The easiest part to believe is that it’ll look better. The ways in which the human eye can appreciate the details of a live broadcast have almost hit their ceiling, but the artistry of the video game will only be limited by imagination. EA, with disappointing sales numbers that still range in the millions, have the budget for imaginations aplenty.

(Poor in Spirit though, right?)

How about the human drama, the stories of triumph and heartbreak that give sports their color and make it more than just men dressed in advertisements kicking a ball around? Put Amy Henning from Naughty Dog in the driver’s seat and every team gets its own Rudy story sweet enough to mist up the eyes of every red-blooded man on the planet. And guess what? Tupac Shakur and Patsy Cline are playing the halftime show!

Maybe the best argument left for sports as they are is an appreciation for human achievement.
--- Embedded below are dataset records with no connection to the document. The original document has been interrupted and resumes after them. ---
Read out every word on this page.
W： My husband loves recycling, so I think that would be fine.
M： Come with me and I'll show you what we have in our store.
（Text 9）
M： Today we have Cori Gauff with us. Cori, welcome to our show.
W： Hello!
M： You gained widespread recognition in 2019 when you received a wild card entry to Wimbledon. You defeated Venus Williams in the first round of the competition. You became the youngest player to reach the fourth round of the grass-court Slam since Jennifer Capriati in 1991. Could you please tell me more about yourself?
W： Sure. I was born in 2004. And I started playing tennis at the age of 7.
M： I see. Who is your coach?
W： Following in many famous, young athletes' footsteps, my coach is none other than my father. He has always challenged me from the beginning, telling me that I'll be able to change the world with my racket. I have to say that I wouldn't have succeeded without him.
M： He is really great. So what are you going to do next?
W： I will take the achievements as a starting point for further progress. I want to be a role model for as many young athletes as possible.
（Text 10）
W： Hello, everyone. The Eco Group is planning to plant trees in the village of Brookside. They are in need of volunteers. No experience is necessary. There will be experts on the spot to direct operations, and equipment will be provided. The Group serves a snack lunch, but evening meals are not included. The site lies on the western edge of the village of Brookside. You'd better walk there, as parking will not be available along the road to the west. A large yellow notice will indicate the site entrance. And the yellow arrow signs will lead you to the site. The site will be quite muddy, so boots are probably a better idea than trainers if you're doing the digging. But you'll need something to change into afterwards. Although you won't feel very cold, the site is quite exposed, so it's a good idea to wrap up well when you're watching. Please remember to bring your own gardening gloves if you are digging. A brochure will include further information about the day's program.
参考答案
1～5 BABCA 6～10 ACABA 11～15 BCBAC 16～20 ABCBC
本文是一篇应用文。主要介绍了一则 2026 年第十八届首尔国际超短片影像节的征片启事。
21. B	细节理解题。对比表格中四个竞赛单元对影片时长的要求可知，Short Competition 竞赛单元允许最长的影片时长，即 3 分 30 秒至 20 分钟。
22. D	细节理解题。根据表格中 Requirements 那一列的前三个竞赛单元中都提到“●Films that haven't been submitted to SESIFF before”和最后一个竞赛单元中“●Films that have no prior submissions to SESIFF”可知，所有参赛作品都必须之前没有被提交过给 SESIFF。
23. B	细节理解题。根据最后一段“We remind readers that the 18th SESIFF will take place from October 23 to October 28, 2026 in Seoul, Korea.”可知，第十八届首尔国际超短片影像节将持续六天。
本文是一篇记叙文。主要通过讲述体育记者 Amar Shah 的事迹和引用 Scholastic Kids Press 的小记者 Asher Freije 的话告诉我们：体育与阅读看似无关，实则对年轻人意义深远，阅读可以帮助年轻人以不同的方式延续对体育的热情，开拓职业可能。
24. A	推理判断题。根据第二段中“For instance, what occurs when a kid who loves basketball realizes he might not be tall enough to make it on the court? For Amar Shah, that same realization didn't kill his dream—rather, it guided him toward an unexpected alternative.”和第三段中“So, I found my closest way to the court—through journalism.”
Anybody can pick up a controller and score a touchdown, but it takes a life of dedication to go pro.

Maybe.

The gulf between a beer-leaguer and an MLB Allstar is one hell of a lot wider than that between a casual gamer and a hardcore, but the complexity for upper tier gamers is only growing, and with more disparity comes more levels of competition, more dedication required, and more drama. I can already do more with two joysticks than Sydney Crosby can with a Reebok.

In that same vein, there are limits to what the human players can do (despite what Marshawn Lynch would have you believe), where as with Dualshock in hand I can high-tackle Tony Romo play after play after play and nobody has to sit in a dark room for months on end afterwards.

(Trick question, you don't actually have any fingers)

At a certain point, the sports programmers replicate become the limiting factor on what the video game can or can’t do, and when we get there what’s to stop us from taking our 40-in-4.2 avatars and moving on? We certainly aren’t their yet, and the long-promised era of professional gaming has stalled again and again, but one thing’s for sure: Madden 15 is going to be better than 25, if only slightly, and we’ll be that much closer to where these questions need answers.